Sa méthodologie soulève aussi les critiques, sur le plan de la bibliométrie, de ses indicateurs, imparfaits et biaisés, de la difficulté d’homogénéiser les données entre plusieurs pays. C’est le jugement subjectif du fournisseur du classement qui détermine les indicateurs les plus importants, sans aucune justification théorique, et qui les impose de fait aux utilisateurs.
Plus généralement, il est aberrant qu’un classement qui se base sur une seule note globale puisse refléter la qualité d’une université, structure très complexe et diverse. C’est un peu comme s’il s’agissait de désigner la meilleure voiture du monde. Une Zoé est-elle une « meilleure » voiture qu’une Porsche ou une Kangoo ? Cela dépend bien sûr de l’usage du véhicule, du budget qu’on peut lui consacrer, et aussi de paramètres subjectifs (esthétique, « marque préférée » etc..). Alors pourquoi fait-on pour les universités ce qu’on ne se permettrait pas de faire pour l’automobile ?
Une perversité dans les usages
Même faux, même biaisés, les classements ne poseraient pas un gros problème s’ils n’étaient pas devenus un produit de consommation, une aubaine commerciale et même un dangereux outil de management stratégique.

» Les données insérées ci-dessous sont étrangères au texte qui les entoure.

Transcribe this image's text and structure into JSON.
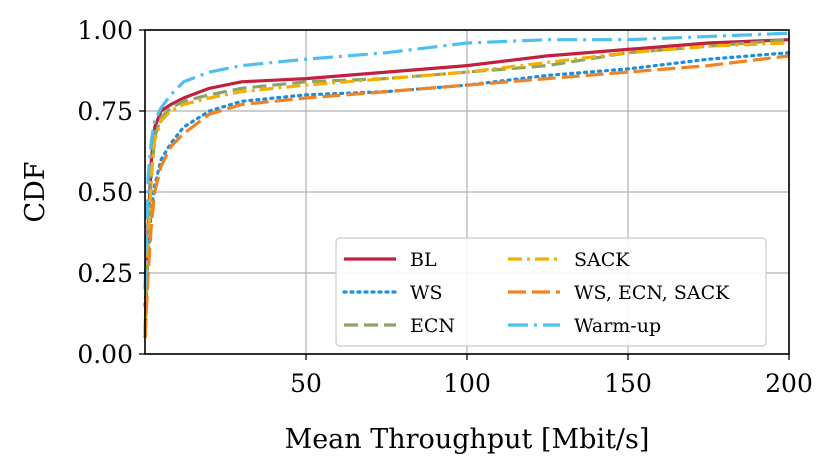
{
  "chart_data": {
    "type": "line",
    "xlabel": "Mean Throughput [Mbit/s]",
    "ylabel": "CDF",
    "xlim": [
      0,
      200
    ],
    "ylim": [
      0,
      1
    ],
    "x_ticks": [
      "50",
      "100",
      "150",
      "200"
    ],
    "y_ticks": [
      "0.00",
      "0.25",
      "0.50",
      "0.75",
      "1.00"
    ],
    "grid": true,
    "legend_position": "lower-right",
    "series": [
      {
        "name": "BL",
        "color": "#c1203f",
        "dash": "solid",
        "points": [
          [
            0,
            0.05
          ],
          [
            1,
            0.4
          ],
          [
            2,
            0.6
          ],
          [
            3,
            0.7
          ],
          [
            5,
            0.75
          ],
          [
            8,
            0.77
          ],
          [
            12,
            0.79
          ],
          [
            20,
            0.82
          ],
          [
            30,
            0.84
          ],
          [
            50,
            0.85
          ],
          [
            75,
            0.87
          ],
          [
            100,
            0.89
          ],
          [
            125,
            0.92
          ],
          [
            150,
            0.94
          ],
          [
            175,
            0.96
          ],
          [
            200,
            0.97
          ]
        ]
      },
      {
        "name": "WS",
        "color": "#1a8fe0",
        "dash": "dotted",
        "points": [
          [
            0,
            0.15
          ],
          [
            1,
            0.3
          ],
          [
            2,
            0.45
          ],
          [
            3,
            0.52
          ],
          [
            5,
            0.6
          ],
          [
            8,
            0.65
          ],
          [
            12,
            0.7
          ],
          [
            20,
            0.75
          ],
          [
            30,
            0.78
          ],
          [
            50,
            0.8
          ],
          [
            75,
            0.81
          ],
          [
            100,
            0.83
          ],
          [
            125,
            0.86
          ],
          [
            150,
            0.88
          ],
          [
            175,
            0.91
          ],
          [
            200,
            0.93
          ]
        ]
      },
      {
        "name": "ECN",
        "color": "#8aa56b",
        "dash": "dashed",
        "points": [
          [
            0,
            0.05
          ],
          [
            1,
            0.35
          ],
          [
            2,
            0.55
          ],
          [
            3,
            0.67
          ],
          [
            5,
            0.73
          ],
          [
            8,
            0.76
          ],
          [
            12,
            0.78
          ],
          [
            20,
            0.8
          ],
          [
            30,
            0.82
          ],
          [
            50,
            0.84
          ],
          [
            75,
            0.85
          ],
          [
            100,
            0.87
          ],
          [
            125,
            0.89
          ],
          [
            150,
            0.93
          ],
          [
            175,
            0.95
          ],
          [
            200,
            0.97
          ]
        ]
      },
      {
        "name": "SACK",
        "color": "#f4b000",
        "dash": "dashdot",
        "points": [
          [
            0,
            0.05
          ],
          [
            1,
            0.35
          ],
          [
            2,
            0.55
          ],
          [
            3,
            0.66
          ],
          [
            5,
            0.72
          ],
          [
            8,
            0.75
          ],
          [
            12,
            0.77
          ],
          [
            20,
            0.79
          ],
          [
            30,
            0.81
          ],
          [
            50,
            0.83
          ],
          [
            75,
            0.85
          ],
          [
            100,
            0.87
          ],
          [
            125,
            0.9
          ],
          [
            150,
            0.93
          ],
          [
            175,
            0.95
          ],
          [
            200,
            0.96
          ]
        ]
      },
      {
        "name": "WS, ECN, SACK",
        "color": "#f58220",
        "dash": "longdash",
        "points": [
          [
            0,
            0.05
          ],
          [
            1,
            0.25
          ],
          [
            2,
            0.4
          ],
          [
            3,
            0.5
          ],
          [
            5,
            0.58
          ],
          [
            8,
            0.64
          ],
          [
            12,
            0.68
          ],
          [
            20,
            0.74
          ],
          [
            30,
            0.77
          ],
          [
            50,
            0.79
          ],
          [
            75,
            0.81
          ],
          [
            100,
            0.83
          ],
          [
            125,
            0.85
          ],
          [
            150,
            0.87
          ],
          [
            175,
            0.89
          ],
          [
            200,
            0.92
          ]
        ]
      },
      {
        "name": "Warm-up",
        "color": "#4ec0f0",
        "dash": "dashdot-long",
        "points": [
          [
            0,
            0.2
          ],
          [
            1,
            0.55
          ],
          [
            2,
            0.66
          ],
          [
            3,
            0.72
          ],
          [
            5,
            0.76
          ],
          [
            8,
            0.8
          ],
          [
            12,
            0.84
          ],
          [
            20,
            0.87
          ],
          [
            30,
            0.89
          ],
          [
            50,
            0.91
          ],
          [
            75,
            0.93
          ],
          [
            100,
            0.96
          ],
          [
            125,
            0.97
          ],
          [
            150,
            0.97
          ],
          [
            175,
            0.98
          ],
          [
            200,
            0.99
          ]
        ]
      }
    ]
  }
}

Revenons sur les différentes catégories de « consommateurs » de classements. Au départ, les classements s’adressaient aux étudiants et à leurs familles, afin de les aider à effectuer leurs choix. C’était le cas du premier d’entre eux, celui de US News and World report en 1983, puis aujourd’hui du « classement de Shanghai ».
On aboutit ainsi à des sortes de « Guides Michelin » des universités. Comparaison intéressante, car on sait que la légitimité du guide rouge a été fortement remise en cause, à la fois sur des questions de méthodologie (système ancien, flou, manque de transparence), mais aussi d’usage (pression accrue sur les bénéficiaires).
Mais la comparaison s’arrête là : si je fais confiance à une mauvaise évaluation dans un guide gastronomique, je ferai, au pire, un mauvais repas. Si je n’utilise que les classements pour choisir mes études, je risque de faire un mauvais choix de vie !
Autres usagers des classements, les entreprises. Elles embauchent quelquefois plus un diplôme « bien classé » qu’une personne. Dans notre pays, cette tendance existe dans le privé mais aussi dans la fonction publique avec l’exception culturelle des « grands corps », où certaines écoles ont le monopole de certains emplois.
Les universités elles-mêmes peuvent être tentées de les utiliser pour sélectionner un partenaire étranger. Mais elles peuvent, hélas, aussi construire une stratégie visant à progresser dans les classements, plutôt que se concentrer sur leurs objectifs fondamentaux : qualité des formations, compétitivité des recherches, services rendus à la société. On passe ainsi du classement comme simple « élément d’information et de contexte » à un « élément d’une stratégie ».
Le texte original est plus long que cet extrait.